Prone To İle İlgili Cümleler İngilizce Cümle İçinde Kullanımı
Prone To Nedir?
Prone To, Türkçe’de “eğilimli” veya “yatkın” anlamına gelir. Bir kişinin veya bir şeyin belirli bir durumla karşılaştığında o durumla karşılaşma olasılığı veya olasılığı yüksek olduğunu ifade eder.
Örnek cümleler:
- She is prone to getting sick easily. (O, kolayca hastalanmaya yatkındır.)
- This region is prone to earthquakes. (Bu bölge depreme yatkındır.)
- He is prone to overeating when he is stressed. (O, stresli olduğunda aşırı yeme eğilimindedir.)
- This type of material is prone to shrinking in the wash. (Bu tür malzeme yıkamada küçülmeye yatkındır.)
- The company is prone to making bad decisions. (Şirket kötü kararlar almaya meyillidir.)
- She is prone to procrastination when she has a lot of work to do. (O, yapacak çok işi olduğunda erteleme eğilimindedir.)
- The roof of this building is prone to leaks during heavy rainfall. (Bu binanın çatısı yoğun yağış sırasında sızıntıya yatkındır.)
- He is prone to losing his temper easily. (O, kolayca öfkelenme eğilimindedir.)
- This plant is prone to wilting in direct sunlight. (Bu bitki doğrudan güneş ışığına maruz kalmaya yatkındır.)
- The car is prone to breakdowns if it’s not properly maintained. (Araba düzgün bakım yapılmazsa arızaya meyillidir.)
- She is prone to anxiety in social situations. (O, sosyal durumlarda anksiyeteye yatkındır.)
- This neighborhood is prone to crime. (Bu mahalle suça eğilimlidir.)
- He is prone to making spelling mistakes in his writing. (O, yazılı çalışmalarında yazım hataları yapmaya yatkındır.)
- This type of fabric is prone to fading in the sun. (Bu tür kumaş güneşte solmaya yatkındır.)
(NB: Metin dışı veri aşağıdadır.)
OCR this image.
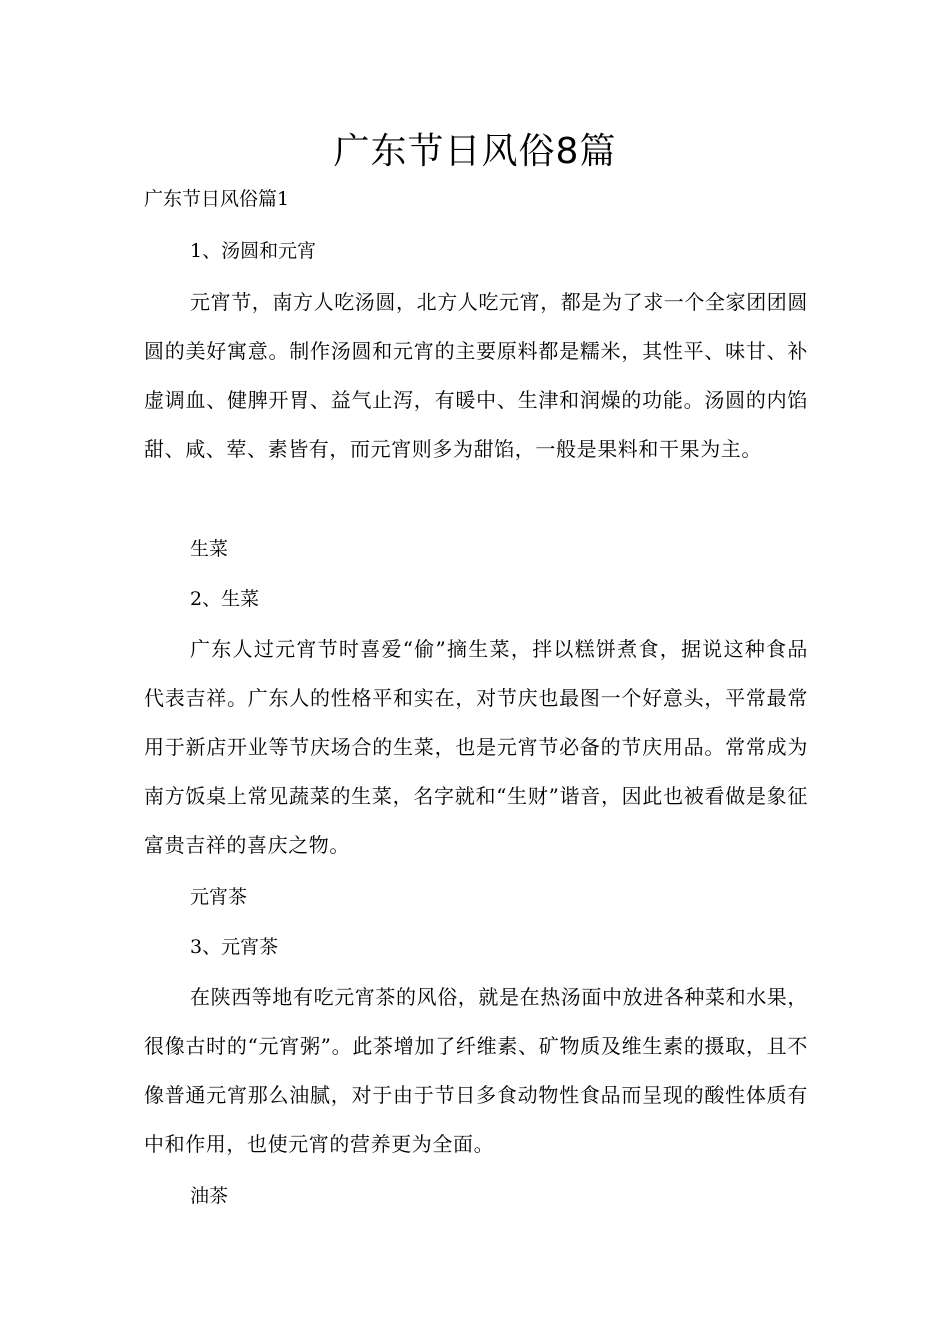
广东节日风俗8篇

广东节日风俗篇1

1、汤圆和元宵

元宵节，南方人吃汤圆，北方人吃元宵，都是为了求一个全家团团圆圆的美好寓意。制作汤圆和元宵的主要原料都是糯米，其性平、味甘、补虚调血、健脾开胃、益气止泻，有暖中、生津和润燥的功能。汤圆的内馅甜、咸、荤、素皆有，而元宵则多为甜馅，一般是果料和干果为主。

生菜

2、生菜

广东人过元宵节时喜爱“偷”摘生菜，拌以糕饼煮食，据说这种食品代表吉祥。广东人的性格平和实在，对节庆也最图一个好意头，平常最常用于新店开业等节庆场合的生菜，也是元宵节必备的节庆用品。常常成为南方饭桌上常见蔬菜的生菜，名字就和“生财”谐音，因此也被看做是象征富贵吉祥的喜庆之物。

元宵茶

3、元宵茶

在陕西等地有吃元宵茶的风俗，就是在热汤面中放进各种菜和水果，很像古时的“元宵粥”。此茶增加了纤维素、矿物质及维生素的摄取，且不像普通元宵那么油腻，对于由于节日多食动物性食品而呈现的酸性体质有中和作用，也使元宵的营养更为全面。

油茶
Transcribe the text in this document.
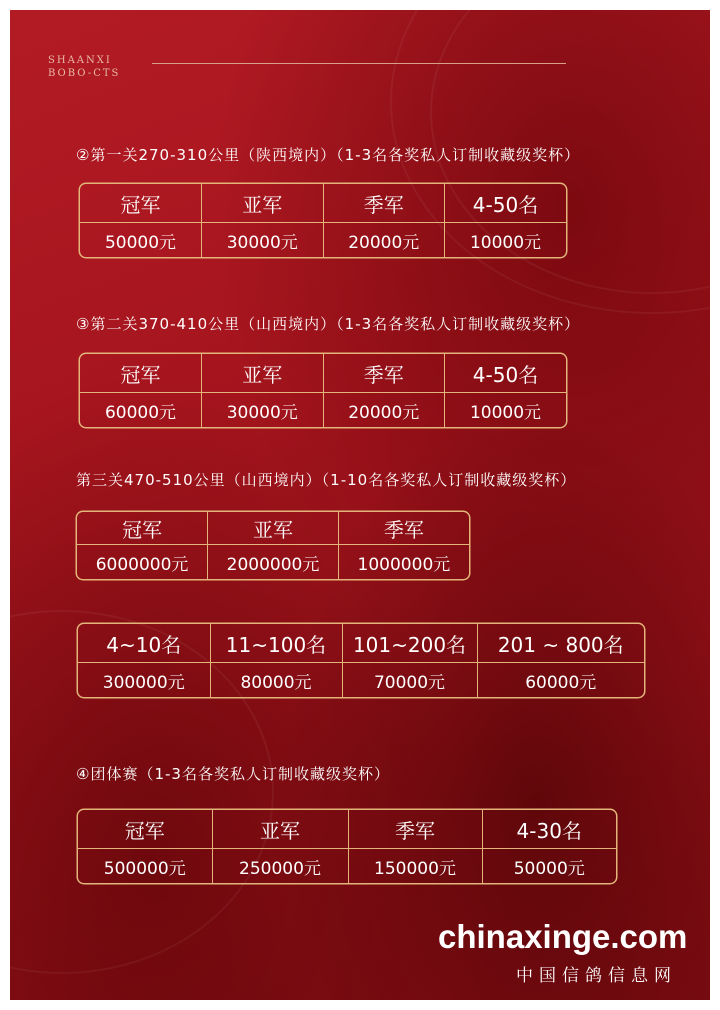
SHAANXI
BOBO-CTS
②第一关270-310公里（陕西境内）（1-3名各奖私人订制收藏级奖杯）
冠军	亚军	季军	4-50名
50000元	30000元	20000元	10000元
③第二关370-410公里（山西境内）（1-3名各奖私人订制收藏级奖杯）
冠军	亚军	季军	4-50名
60000元	30000元	20000元	10000元
第三关470-510公里（山西境内）（1-10名各奖私人订制收藏级奖杯）
冠军	亚军	季军
6000000元	2000000元	1000000元
4~10名	11~100名	101~200名	201 ~ 800名
300000元	80000元	70000元	60000元
④团体赛（1-3名各奖私人订制收藏级奖杯）
冠军	亚军	季军	4-30名
500000元	250000元	150000元	50000元
chinaxinge.com
中国信鸽信息网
- She is prone to allergies during the spring season. (O, ilkbahar mevsiminde alerjik reaksiyonlara yatkındır.)
- This software is prone to crashing if it’s overloaded. (Bu yazılım aşırı yüklenirse çökmeye eğilimlidir.)
- He is prone to getting lost when he travels to new places. (O, yeni yerlere seyahat ettiğinde kaybolma eğilimindedir.)
- This dog breed is prone to hip dysplasia. (Bu köpek ırkı kalça displazisine yatkındır.)
- She is prone to depression during the winter months. (O, kış aylarında depresyona yatkındır.)
- This river is prone to flooding during heavy rains. (Bu nehir yoğun yağışlarda taşkın yapmaya eğilimlidir.)
Prone To İle İlgili Cümleler (Devamı)
- He is prone to getting sunburned if he doesn’t wear sunscreen. (O, güneş koruyucu kullanmazsa güneş yanığına yatkındır.)
- This type of paint is prone to chipping easily. (Bu tür boya kolayca çizilmeye/yıpranmaya yatkındır.)
- She is prone to forgetting important dates. (O, önemli tarihleri unutma eğilimindedir.)
- This company is prone to layoffs during economic downturns. (Bu şirket ekonomik durgunluklarda işten çıkarmalara meyillidir.)
- He is prone to getting into arguments with his coworkers. (O, iş arkadaşlarıyla tartışmaya girme eğilimindedir.)
- This type of food is prone to spoiling quickly. (Bu tür yiyecekler çabuk bozulmaya yatkındır.)
- She is prone to overthinking things. (O, şeyleri fazla düşünme eğilimindedir.)
- This computer is prone to crashing if too many programs are open at once. (Bu bilgisayar aynı anda çok fazla program açılırsa çökmeye meyillidir.)
- He is prone to falling asleep during meetings. (O, toplantılarda uyuya kalmaya yatkındır.)
- This city is prone to traffic congestion during rush hour. (Bu şehir yoğun saatlerde trafik sıkışıklığına yatkındır.)